O relatório aponta que todos os fornecedores são capazes de fornecer informações sobre a origem da carne suína livre de celas de gestação, o que reforça a rastreabilidade e a viabilidade técnica da cadeia. Com base em dados da Associação Brasileira de Proteína Animal (ABPA), os produtores comprometidos representam 62,2% das matrizes ativas alojadas no país.

Entre os principais desafios para ampliar o alojamento em grupo, 89% dos fornecedores citaram o financiamento como maior obstáculo, seguido pela precificação do produto final (78%) e o planejamento das instalações (67%). A zootecnista destacou que o cenário demonstra amadurecimento técnico do setor e maior busca por qualificação.

O sistema “cobre e solta”, que permite maior mobilidade das fêmeas em baias após a cobertura, começa a ser adotado com mais frequência. Apesar das exigências de espaço e manejo mais complexo, empresas já percebem benefícios para a saúde física e mental dos animais. As desvantagens relatadas incluem perdas reprodutivas, brigas, dificuldade em manter o escore corporal, custos de implementação e necessidade de mais espaço. Já as vantagens mais citadas foram bem-estar, saúde e melhor desempenho das matrizes.

As celas de maternidade também foram apontadas como problema de bem-estar, por limitarem o movimento das porcas e impossibilitarem comportamentos naturais, como a construção de ninhos. O relatório mostra que 67% dos fornecedores têm planos para ampliar o espaço das maternidades, um aumento de 29% em relação ao levantamento anterior.

No manejo de leitões, todas as empresas produtoras afirmaram não realizar castração cirúrgica, e 78% já aboliram o desgaste de dentes. No entanto, práticas como o corte de orelhas e caudas ainda persistem. As empresas citam dificuldades em adotar alternativas devido ao custo e à falta de soluções eficazes contra a caudofagia.
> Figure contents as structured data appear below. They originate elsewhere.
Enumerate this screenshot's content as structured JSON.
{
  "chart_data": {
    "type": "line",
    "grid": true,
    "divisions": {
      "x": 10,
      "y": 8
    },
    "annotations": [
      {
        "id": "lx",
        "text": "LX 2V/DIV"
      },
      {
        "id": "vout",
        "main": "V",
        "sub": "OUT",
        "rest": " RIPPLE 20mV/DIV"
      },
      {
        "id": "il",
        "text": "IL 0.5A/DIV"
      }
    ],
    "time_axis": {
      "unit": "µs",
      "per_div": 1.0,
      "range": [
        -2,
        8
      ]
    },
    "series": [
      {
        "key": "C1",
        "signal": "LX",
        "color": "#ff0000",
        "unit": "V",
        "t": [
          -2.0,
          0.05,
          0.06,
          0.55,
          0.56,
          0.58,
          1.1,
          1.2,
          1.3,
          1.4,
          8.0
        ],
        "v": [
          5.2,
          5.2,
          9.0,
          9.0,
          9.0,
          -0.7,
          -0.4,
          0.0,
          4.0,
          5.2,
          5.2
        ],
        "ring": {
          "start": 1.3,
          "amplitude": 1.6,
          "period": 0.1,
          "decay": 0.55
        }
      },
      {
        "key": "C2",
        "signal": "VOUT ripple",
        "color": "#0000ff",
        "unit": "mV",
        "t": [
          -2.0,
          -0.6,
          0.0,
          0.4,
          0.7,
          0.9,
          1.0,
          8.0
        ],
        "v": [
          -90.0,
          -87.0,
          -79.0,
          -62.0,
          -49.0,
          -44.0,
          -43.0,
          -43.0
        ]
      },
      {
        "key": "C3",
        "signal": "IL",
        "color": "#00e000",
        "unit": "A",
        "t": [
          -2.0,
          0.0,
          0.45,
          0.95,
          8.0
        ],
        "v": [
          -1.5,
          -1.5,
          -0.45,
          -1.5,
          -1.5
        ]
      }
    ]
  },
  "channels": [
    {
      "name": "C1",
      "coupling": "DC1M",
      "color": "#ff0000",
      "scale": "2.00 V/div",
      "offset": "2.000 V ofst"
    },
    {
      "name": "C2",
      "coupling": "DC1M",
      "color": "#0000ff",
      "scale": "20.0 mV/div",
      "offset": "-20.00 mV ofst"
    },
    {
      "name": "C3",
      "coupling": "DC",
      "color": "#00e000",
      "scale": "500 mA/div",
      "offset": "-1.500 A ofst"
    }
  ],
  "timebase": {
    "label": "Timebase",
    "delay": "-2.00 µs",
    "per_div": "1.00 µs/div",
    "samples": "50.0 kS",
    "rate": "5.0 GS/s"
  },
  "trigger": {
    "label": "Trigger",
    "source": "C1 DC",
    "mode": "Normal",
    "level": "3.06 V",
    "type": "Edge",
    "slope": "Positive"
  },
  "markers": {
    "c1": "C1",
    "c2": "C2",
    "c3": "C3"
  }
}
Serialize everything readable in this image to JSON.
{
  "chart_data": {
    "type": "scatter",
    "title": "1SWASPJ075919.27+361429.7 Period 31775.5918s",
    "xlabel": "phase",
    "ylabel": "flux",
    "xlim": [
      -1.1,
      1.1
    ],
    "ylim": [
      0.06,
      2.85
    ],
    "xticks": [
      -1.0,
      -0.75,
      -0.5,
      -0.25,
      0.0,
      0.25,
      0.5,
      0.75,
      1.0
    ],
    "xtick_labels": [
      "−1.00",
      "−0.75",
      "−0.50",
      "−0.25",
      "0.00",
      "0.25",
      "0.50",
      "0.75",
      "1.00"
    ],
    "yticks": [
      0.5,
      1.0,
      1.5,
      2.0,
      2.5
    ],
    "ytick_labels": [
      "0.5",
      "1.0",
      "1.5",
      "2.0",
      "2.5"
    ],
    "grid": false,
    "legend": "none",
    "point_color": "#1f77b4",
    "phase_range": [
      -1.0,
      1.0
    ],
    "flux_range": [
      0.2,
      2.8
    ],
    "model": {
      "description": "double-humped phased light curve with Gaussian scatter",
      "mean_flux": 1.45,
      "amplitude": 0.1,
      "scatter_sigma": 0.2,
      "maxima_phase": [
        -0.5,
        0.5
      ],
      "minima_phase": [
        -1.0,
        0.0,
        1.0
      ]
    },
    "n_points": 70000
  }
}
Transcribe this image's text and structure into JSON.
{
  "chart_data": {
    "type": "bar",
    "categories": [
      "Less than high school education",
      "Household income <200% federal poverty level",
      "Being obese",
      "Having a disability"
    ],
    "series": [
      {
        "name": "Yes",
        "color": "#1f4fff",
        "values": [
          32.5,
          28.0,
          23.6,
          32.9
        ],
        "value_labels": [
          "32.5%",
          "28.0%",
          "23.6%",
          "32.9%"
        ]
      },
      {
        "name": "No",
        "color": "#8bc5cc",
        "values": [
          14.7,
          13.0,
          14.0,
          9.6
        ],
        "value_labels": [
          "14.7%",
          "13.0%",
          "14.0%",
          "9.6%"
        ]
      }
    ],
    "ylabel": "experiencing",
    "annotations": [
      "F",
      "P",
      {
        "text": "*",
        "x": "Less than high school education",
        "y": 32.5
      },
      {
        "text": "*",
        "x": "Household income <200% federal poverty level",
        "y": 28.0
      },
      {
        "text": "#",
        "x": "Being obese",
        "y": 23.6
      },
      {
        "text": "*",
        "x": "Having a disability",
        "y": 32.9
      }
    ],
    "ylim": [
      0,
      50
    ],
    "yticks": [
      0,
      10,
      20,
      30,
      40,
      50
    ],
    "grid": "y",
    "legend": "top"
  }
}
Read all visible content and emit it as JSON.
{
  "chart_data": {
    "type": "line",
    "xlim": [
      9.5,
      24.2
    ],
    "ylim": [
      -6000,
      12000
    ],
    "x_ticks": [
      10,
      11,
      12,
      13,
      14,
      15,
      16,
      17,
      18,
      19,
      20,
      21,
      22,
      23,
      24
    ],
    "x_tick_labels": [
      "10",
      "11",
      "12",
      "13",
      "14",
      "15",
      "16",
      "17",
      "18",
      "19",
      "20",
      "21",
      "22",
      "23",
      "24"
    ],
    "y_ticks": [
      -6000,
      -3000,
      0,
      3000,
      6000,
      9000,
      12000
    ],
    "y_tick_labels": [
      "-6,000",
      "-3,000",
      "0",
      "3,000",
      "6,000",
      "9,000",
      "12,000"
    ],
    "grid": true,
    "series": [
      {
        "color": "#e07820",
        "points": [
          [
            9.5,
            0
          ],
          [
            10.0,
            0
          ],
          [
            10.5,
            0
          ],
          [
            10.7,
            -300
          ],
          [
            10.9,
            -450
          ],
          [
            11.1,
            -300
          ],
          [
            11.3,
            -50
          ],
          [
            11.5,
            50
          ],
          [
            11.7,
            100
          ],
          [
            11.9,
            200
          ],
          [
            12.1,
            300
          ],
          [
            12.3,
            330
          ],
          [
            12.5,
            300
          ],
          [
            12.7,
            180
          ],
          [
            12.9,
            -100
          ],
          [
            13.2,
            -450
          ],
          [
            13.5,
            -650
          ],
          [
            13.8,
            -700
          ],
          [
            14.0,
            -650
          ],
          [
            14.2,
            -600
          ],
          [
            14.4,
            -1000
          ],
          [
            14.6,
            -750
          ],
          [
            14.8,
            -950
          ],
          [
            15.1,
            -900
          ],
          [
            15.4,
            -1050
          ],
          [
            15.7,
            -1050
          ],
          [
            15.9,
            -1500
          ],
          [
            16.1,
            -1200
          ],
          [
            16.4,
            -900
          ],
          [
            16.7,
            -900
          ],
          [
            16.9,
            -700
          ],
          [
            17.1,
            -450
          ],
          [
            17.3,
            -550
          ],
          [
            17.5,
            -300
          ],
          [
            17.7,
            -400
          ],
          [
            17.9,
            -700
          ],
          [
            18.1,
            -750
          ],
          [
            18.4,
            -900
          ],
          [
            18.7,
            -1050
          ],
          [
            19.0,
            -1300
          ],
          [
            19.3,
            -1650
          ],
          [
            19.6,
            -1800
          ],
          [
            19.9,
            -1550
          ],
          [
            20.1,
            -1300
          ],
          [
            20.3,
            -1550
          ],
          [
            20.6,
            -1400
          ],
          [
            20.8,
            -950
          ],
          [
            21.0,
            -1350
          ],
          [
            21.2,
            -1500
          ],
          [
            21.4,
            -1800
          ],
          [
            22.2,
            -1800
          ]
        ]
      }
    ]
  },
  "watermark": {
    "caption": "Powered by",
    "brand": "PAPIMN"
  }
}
“É importante notar que há uma diminuição na intenção das empresas em banir o corte de cauda ao longo dos anos, como mostra a edição deste ano, em que apenas uma empresa, a MBRF, assinalou a resposta positiva. O corte de cauda segue sendo o manejo mais complexo para o banimento por conta da causa multifatorial do problema de mordedura entre os leitões”, explicou Martin. Segundo ela, apesar dos desafios, o interesse crescente do setor é um indicativo positivo de avanço.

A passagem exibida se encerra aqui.